The Bank of Japan doubled its inflation target to 2% and made an open-ended commitment to buy assets from next year, surprising markets that had expected another incremental increase in its $1.1trillion asset-buying and lending programmed.

But central bankers were divided on the new price target with two in the nine-member board voting against setting it at 2%, underscoring the dilemma the BOJ faces as it struggles to beat deflation with its depleted policy arsenal.

Overall, the size of the program has not been raised as hoped, said Greg Gibbs a Singapore based senior currency strategist at Royal bank of Scotland group plc. That is risking disappointment and causing a downward correction in dollar-yen. The BoJ statement disappoints on the pace of purchases in 2013, which has been maintained.

The yen gained 0.4% to 89.22 per dollar at 7:05 a.m.London, after earlier weakening as much as 0.6%.It touched 90.25 yesterday, the lowest since June23, 2010.Japan’s currency was little changed at 119.29 per euro from 119.30 yesterday.

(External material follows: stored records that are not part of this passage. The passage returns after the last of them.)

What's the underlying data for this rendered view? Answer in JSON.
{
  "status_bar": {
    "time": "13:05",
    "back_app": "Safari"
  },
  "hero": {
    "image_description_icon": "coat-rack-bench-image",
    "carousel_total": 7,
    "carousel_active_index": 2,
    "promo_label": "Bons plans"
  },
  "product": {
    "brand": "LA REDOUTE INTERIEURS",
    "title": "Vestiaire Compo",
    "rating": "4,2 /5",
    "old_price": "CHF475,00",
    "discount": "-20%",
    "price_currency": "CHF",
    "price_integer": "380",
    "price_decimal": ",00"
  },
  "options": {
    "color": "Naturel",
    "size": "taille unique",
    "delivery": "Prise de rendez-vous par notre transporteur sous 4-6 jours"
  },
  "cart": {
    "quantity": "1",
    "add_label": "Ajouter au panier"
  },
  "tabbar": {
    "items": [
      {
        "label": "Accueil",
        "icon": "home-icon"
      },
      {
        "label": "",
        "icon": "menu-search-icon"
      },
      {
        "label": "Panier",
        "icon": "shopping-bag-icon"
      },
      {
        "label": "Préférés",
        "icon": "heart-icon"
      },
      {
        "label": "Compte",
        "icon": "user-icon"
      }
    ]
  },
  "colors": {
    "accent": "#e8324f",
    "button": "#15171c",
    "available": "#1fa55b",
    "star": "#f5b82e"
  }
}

The euro gained 0.4% to $1.3367.

The announcement of a 2% inflation target and the open-ended asset purchases met the market’s expectations, said Yunosuke ikeda, the head of foreign exchange strategy at Nomura securities international in Tokyo.
In the U.S. sales of existing homed probably climbed 1.2% to a 5.1 million annual rate last month, the strongest since November 2009, according to the median estimate of economists polled by Bloomberg before the national association of realtors published the figures today. Another report this week may say new-home sales picked up to a 385,000 annual pace, the best showing since april 2010.